In order to test the new checklist before I posted it, I re-submitted the movies I had already evaluated with the old checklist to the new one. I’ll be updating those old posts for a while, and doing quick highlights here of how they answered one of the new questions.
One addition to the checklist is that the hero’s primary motivation for at least the first half of the story should not be selfless. In Silence of the Lambs, Clarice Starling is a straight-up stand-up-and-cheer hero, and audiences love her unreservedly, but, like real heroes, she’s far from selfless.
She’s not a pro bono volunteer at the FBI, it’s her career, and there’s no doubt what her motivation is for most of the movie: advancement. She follows instructions to the letter, lets her boss hold her back or spur her forward, and genuinely respects him. She doesn’t burn with rage at “technicalities”, or society’s failings, or the thought of “injustice” as an abstract concept.
This was especially notable because there had been a lot of cop movies in the previous twenty years in which the cop was advised to think about his career, only to angrily retort that this wasn’t about his career, dammit, this was about the victims! Clarice feels for the victim, but she doesn’t pretend that she’s the only one who does, and she clearly knows that the victim’s loved ones must be kept away from a case with a ten foot pole, because they’ll just screw everything up.
And now, without further ado, check out lots more new answers like this one here…
The worst is when the motivation for being selfless is in the backstory. ("My sister was eaten by an Orca, and that cetacean bastard got away. You say the SeaWorld case will ruin my career? I say cram it in your blowhole, lieutenant!")
Wait, Harvey, how is personal revenge in any way "selfless"? That's as lame a motivation as the craptastic dual parent-death-revenge fantasies that Matt's bemoaned for driving the Abrams STAR TREK reboot.
I think there are some gradations to the selfless/selfish motivation exchange that are more plausible than others. Like Luke Skywalker's initially self-interested desire to become a pilot (then a Jedi) and join the rebellion. Revenge for his aunt and uncle are in the mix eventually, but it's not treated as anywhere close to the primary cause nor is it referred to later or held up as some kind of example of his later more self actualized reason for fighting.
Well, it's tricky. The question specifies that the motivation should *start out* as non-selfless, and it should never become *entirely* selfless, but another question, about morally ascending instead of descending, speaks to my belief that stories in which motivation become *somewhat more* selfless as the story progresses are inherently more meaningful than stories in which the hero's motivation becomes more selfish, so it's important that both exist, but the real question for me is the direction of the trend.
(I'll be addressing this question some more when we talk about Alien soon, and how it can play out in surprising ways.)

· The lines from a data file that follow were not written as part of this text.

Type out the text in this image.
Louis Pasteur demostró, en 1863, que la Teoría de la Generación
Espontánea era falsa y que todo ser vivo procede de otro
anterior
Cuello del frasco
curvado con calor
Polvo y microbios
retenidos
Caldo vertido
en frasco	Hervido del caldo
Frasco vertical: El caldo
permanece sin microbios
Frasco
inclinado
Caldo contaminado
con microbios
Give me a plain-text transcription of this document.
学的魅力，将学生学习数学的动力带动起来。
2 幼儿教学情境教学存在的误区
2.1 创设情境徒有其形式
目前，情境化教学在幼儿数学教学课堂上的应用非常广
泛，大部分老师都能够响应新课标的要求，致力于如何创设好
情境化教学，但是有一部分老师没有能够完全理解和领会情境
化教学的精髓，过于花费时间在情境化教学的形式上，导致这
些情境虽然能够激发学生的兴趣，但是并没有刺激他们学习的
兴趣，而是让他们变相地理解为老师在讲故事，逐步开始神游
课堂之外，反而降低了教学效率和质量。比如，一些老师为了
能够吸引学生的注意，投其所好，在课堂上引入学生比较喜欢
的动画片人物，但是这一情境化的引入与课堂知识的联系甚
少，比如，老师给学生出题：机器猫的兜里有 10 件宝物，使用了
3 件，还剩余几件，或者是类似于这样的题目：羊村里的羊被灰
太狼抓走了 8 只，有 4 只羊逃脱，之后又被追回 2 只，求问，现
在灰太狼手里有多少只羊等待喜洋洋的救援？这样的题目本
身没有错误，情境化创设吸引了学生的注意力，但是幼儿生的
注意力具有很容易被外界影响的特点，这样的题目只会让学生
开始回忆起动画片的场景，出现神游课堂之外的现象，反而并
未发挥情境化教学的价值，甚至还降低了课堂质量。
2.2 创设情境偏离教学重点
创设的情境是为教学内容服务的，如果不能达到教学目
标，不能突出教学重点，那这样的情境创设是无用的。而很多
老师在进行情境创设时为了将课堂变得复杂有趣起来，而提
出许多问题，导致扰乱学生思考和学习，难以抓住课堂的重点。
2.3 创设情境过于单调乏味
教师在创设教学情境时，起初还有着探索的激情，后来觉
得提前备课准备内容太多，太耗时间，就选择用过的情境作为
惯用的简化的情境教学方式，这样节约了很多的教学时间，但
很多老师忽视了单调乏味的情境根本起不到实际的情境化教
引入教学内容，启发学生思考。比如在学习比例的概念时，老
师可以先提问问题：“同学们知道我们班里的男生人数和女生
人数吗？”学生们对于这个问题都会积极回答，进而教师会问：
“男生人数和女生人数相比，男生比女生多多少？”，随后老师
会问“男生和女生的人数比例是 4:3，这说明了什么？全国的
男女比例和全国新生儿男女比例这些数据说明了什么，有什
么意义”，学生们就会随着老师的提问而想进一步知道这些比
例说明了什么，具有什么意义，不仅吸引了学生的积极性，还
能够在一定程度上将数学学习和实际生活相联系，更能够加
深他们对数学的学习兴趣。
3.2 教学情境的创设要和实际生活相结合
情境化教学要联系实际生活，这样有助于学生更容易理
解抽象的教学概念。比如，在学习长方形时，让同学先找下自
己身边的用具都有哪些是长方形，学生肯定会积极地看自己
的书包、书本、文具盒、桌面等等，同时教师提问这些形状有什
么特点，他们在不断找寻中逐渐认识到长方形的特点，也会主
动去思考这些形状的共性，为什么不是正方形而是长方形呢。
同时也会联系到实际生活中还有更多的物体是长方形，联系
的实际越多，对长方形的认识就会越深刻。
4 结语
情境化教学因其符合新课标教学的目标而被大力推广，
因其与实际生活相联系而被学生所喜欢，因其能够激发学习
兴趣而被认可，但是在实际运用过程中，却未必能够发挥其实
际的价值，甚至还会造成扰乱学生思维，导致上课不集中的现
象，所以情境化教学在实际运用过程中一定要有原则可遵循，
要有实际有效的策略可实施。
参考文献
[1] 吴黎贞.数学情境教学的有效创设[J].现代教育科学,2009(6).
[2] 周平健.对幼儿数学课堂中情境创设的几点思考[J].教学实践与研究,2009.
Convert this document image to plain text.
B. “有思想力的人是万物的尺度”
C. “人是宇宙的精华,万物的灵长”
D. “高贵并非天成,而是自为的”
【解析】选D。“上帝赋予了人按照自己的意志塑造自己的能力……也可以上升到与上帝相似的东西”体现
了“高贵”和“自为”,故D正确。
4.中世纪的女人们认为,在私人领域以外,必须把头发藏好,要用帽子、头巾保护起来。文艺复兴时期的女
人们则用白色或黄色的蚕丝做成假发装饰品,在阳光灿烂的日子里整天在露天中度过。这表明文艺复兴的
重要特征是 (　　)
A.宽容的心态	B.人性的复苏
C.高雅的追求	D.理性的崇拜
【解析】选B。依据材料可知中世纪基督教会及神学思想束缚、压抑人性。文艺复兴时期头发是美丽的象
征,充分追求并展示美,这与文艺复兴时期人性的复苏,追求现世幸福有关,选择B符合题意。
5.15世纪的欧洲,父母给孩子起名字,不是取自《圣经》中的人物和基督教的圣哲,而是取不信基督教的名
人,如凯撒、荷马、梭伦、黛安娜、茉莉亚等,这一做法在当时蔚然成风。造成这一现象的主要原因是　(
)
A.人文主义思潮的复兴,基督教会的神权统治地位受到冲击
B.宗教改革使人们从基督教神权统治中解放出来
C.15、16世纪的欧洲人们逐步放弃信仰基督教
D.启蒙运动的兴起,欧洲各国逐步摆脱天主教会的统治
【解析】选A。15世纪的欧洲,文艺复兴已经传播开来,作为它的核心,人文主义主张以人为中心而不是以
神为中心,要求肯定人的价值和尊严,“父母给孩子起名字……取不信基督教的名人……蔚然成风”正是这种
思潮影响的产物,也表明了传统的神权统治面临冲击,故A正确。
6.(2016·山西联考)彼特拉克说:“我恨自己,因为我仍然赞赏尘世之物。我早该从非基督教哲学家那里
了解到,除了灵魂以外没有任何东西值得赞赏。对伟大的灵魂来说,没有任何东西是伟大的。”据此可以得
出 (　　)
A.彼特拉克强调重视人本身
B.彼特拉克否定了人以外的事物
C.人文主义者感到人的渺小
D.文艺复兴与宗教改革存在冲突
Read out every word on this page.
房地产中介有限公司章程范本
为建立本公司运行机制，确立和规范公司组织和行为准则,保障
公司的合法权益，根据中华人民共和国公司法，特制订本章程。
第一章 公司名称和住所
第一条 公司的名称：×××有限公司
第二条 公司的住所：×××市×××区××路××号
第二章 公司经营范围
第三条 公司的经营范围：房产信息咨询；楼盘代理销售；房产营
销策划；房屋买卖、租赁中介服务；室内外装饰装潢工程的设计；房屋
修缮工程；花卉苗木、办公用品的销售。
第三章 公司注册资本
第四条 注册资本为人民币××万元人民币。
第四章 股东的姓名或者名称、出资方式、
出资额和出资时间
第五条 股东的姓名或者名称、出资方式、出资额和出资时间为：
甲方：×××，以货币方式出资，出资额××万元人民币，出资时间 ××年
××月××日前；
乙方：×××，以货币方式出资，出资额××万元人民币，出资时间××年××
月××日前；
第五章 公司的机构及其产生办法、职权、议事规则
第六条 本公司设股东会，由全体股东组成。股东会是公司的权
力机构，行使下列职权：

I certainly agree with Harvey's point, that you can't use backstory to explain a hero's excessive dedication to the cause, especially because that backstory is usually revealed late, thus taking the form of a descent to personal motivation.
And I would agree that one reason that the 2009 Star Trek felt so depressing was that they started out civic-minded ("Let's explore the galaxy!") and becomes revenge-based ("He killed my dad!" "He killed my mom!" "Let's kill him!") which was clearly a descent.
Yes, for Luke, even though first his aunt and uncle and then Obi Wan all die, it's clear that he needs to become more spiritual, not less, in order to win. He's far from a revenge trip in all three movies, and they're stronger for that.
(Who wants to bet that he suddenly discovers the joys of revenge in the upcoming movie?)
I'm still confused about whether or not personal revenge -- "They killed my_____ (brother, sister, father, mother, aunt, uncle, etc.") -- is supposed to be somehow more selfless, less objectionable, more relatable and in any way marginally more noble than revenge for a more general/abstract cause.
Is it better to sue SeaWorld because your sister was eaten by an orca, or because you're just generally outraged that orcas with a history of violence are allowed to eat their trainers? [You did just see BLACKFISH, didn't you Harvey?]
Though it's probably better still to take the case because you're a down and out alcoholic who hasn't had a real client in years and is just looking for a fast buck... Only to find that the case itself has merit... That the people involved have serious, legitimate needs... Especially the comatose orca victim... And that, most of all, SeaWorld and their lawyers are blatantly corrupt in conspiring to cover up their gross negligence and willful disregard of warning signs and accepted safety standards.
Oops, I've just described a killer whale attack remake of THE VERDICT.